In this question, I'm continuing to explore the tools used/presented in Lars Hansen's Econometrica paper "Dynamic Valuation Decomposition within Stochastic Economies" (2012).
I'm trying to compute an example of the change of measure associated with multiplicative decomposition proposed in Hansen (2012). This question continues from the same example discussed in this previous question.

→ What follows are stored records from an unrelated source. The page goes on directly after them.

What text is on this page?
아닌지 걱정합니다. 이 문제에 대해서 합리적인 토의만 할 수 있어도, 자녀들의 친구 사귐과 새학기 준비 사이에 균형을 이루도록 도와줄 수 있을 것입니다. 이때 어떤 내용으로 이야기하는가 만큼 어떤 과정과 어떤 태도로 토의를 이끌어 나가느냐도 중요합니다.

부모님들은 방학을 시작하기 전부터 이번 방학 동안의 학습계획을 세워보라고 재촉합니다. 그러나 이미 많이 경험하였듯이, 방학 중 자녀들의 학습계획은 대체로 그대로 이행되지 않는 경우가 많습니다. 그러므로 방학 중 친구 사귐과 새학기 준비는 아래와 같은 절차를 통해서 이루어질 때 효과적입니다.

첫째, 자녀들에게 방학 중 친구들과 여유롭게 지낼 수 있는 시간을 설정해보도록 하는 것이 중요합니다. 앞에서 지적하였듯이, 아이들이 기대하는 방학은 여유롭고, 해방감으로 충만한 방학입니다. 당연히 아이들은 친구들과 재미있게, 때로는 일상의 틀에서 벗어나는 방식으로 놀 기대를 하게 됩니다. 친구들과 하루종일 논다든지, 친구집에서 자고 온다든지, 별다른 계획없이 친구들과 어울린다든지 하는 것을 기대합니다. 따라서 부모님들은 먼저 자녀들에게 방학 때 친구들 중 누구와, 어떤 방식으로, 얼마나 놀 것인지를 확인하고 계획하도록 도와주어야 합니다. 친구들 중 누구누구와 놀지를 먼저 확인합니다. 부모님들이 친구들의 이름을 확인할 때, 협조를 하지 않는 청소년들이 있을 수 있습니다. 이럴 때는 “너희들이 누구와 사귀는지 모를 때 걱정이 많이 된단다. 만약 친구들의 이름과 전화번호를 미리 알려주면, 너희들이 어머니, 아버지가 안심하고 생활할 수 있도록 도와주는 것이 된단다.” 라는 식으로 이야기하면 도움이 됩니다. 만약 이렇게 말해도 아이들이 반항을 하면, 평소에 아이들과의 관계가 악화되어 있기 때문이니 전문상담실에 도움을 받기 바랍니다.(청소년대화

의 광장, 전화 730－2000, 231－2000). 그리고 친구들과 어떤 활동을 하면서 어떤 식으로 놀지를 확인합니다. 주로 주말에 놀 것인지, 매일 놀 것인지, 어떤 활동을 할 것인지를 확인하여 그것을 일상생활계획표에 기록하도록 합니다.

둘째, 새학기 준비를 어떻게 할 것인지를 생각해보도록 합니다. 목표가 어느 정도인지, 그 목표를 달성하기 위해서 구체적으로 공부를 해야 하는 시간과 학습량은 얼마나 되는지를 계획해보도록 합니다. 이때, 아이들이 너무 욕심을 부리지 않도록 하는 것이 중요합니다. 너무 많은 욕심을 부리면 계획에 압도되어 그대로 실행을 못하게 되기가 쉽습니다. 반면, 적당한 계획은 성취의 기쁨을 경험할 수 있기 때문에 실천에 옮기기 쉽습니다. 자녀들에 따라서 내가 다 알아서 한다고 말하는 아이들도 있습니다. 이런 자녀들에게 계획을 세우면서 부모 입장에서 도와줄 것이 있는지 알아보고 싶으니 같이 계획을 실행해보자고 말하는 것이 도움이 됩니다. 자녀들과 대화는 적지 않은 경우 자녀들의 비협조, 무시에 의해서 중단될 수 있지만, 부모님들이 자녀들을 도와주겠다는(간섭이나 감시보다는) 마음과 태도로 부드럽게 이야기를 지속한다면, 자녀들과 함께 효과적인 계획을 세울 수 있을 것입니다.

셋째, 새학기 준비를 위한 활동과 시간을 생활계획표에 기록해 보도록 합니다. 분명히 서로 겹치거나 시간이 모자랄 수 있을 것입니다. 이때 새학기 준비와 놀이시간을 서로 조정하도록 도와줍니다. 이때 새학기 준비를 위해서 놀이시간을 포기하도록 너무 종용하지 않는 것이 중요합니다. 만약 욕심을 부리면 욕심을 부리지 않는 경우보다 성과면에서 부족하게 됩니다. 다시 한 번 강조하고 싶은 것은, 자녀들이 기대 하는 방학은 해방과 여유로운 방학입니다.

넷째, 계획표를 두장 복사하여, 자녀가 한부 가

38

$\newcommand{\E}{\mathbb E}$ Suppose that $$ X_{t+1} = A X_t + B W_{t+1} $$ where A has stable eigenvalues and $\{W_{t+1} : t = 0,1,... \}$ is an iid sequence of multivariate standard normally distributed random vectors. Suppose that $$ \log M_{t+1} - \log M_t = D \cdot X_t + F \cdot W_{t+1}. $$ I want to show that there exists a solution to the equation $$ \E \left [ \frac{M_{t+1}}{M_t} e(X_{t+1}) \mid X_t = x \right ] = \exp(\eta) e(x) \tag{1} $$ for $\log e(x) = H \cdot x.$
From the previous question we see that $H' = D'(A - I)^{-1}$ and $\eta = (F + H'B)'(F + H'B)$. How would I compute the change of probability measure discussed in section 6.3 of Hansen's paper? Under this change of measure, what is the conditional distribution of $X_{t+1}$ conditioned on $X_t = x$?
Progress: In order to compute the proposed change of measure, I first need to complete the factorization described in equation (20) of the paper. Then I need to identify the factor $\tilde M_t$. In order to do this, I need to clarify how equation (1) here fits into the framework outlined in the paper.